Truentity PACT and Truentity ANCHOR were built for this moment

PACT, Pharmacy Activated Chronic Care through Trust, is our foundation program. It activates community pharmacies as chronic care delivery sites through Medicare CPT billing, without adding clinical staff. Across pharmacy sites in North Carolina, Missouri, and Iowa, PACT is producing 11 to 15 mmHg reductions in systolic blood pressure and 1.0 to 1.6 percent reductions in A1C, at mid-to-high 80 percent patient engagement rates. The industry baseline for remote patient monitoring is 30 percent. The gap is the pharmacist-patient trust relationship.

ANCHOR, Advancing Networked Care for Health Outcomes in Rural Communities, extends that same infrastructure to uninsured and underinsured rural populations using RHTP grant funding. The sustainability answer CMS requires is built in. When grant funding ends, patients with Medicare coverage transition to PACT. No new infrastructure. No extended grant dependency.
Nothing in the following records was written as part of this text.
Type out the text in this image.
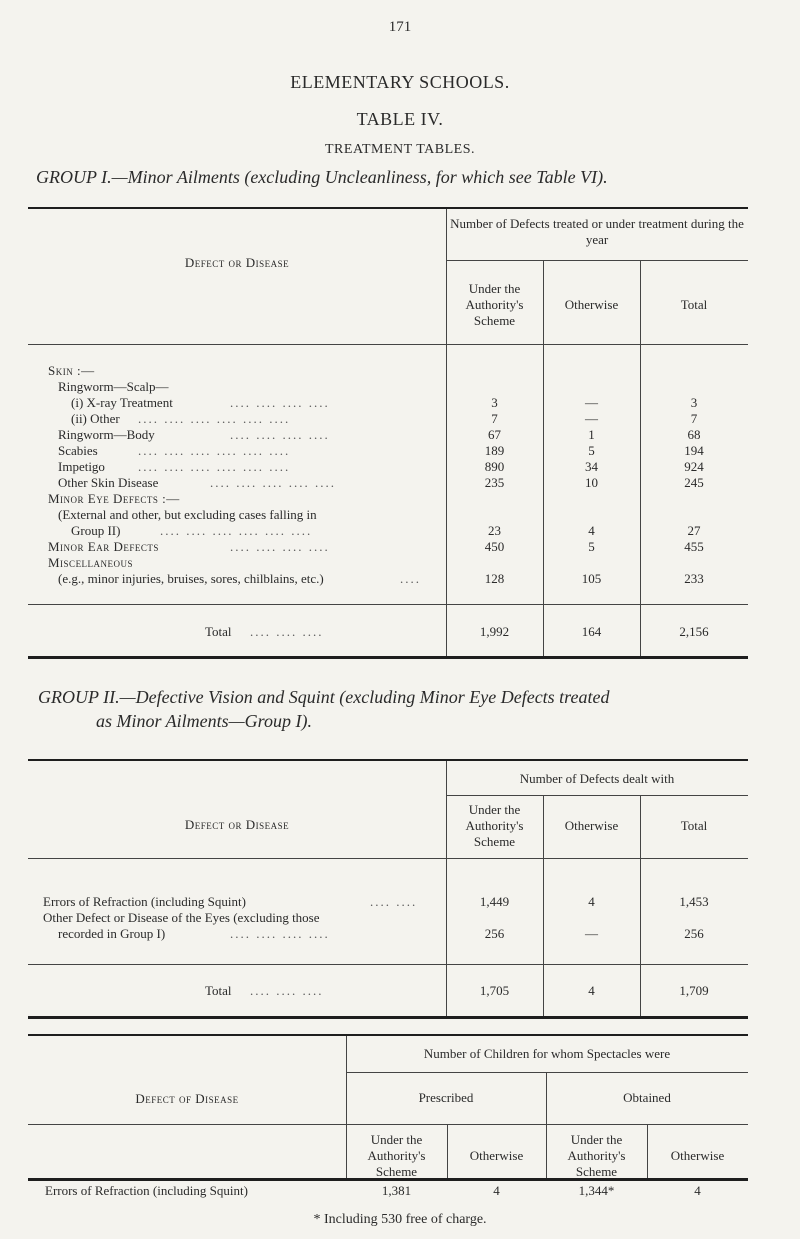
171
ELEMENTARY SCHOOLS.
TABLE IV.
TREATMENT TABLES.
GROUP I.—Minor Ailments (excluding Uncleanliness, for which see Table VI).
Defect or Disease
Number of Defects treated or under treatment during the year
Under the Authority's Scheme
Otherwise	Total
Skin :—
Ringworm—Scalp—
(i) X-ray Treatment	.... .... .... ....	3	—	3
(ii) Other .... .... .... .... .... ....	7	—	7
Ringworm—Body	.... .... .... ....	67	1	68
Scabies	.... .... .... .... .... ....	189	5	194
Impetigo	.... .... .... .... .... ....	890	34	924
Other Skin Disease	.... .... .... .... ....	235	10	245
Minor Eye Defects :—
(External and other, but excluding cases falling in
Group II)	.... .... .... .... .... ....	23	4	27
Minor Ear Defects	.... .... .... ....	450	5	455
Miscellaneous
(e.g., minor injuries, bruises, sores, chilblains, etc.)	....	128	105	233
Total .... .... ....	1,992	164	2,156
GROUP II.—Defective Vision and Squint (excluding Minor Eye Defects treated
as Minor Ailments—Group I).
Defect or Disease
Number of Defects dealt with
Under the Authority's Scheme
Otherwise	Total
Errors of Refraction (including Squint)	.... ....	1,449	4	1,453
Other Defect or Disease of the Eyes (excluding those
recorded in Group I)	.... .... .... ....	256	—	256
Total .... .... ....	1,705	4	1,709
Defect of Disease
Number of Children for whom Spectacles were
Prescribed	Obtained
Under the Authority's Scheme
Otherwise
Under the Authority's Scheme
Otherwise
Errors of Refraction (including Squint)	1,381	4	1,344*	4
* Including 530 free of charge.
The NOFO names five strategic goals for rural health transformation: new access points in underserved communities, top-of-license care delivery, innovative care models, sustainable payment mechanisms, and technology infrastructure. PACT and ANCHOR address all five. Pharmacist-led chronic disease management under physician governance covers the first two. RPM billing through standard Medicare CPT codes covers the third and fourth. Real-time data transmission and audit-ready checkpoint documentation cover the fifth. Every scored requirement states must now demonstrate is already operating in our network.

 

States made the commitment. The clock is running.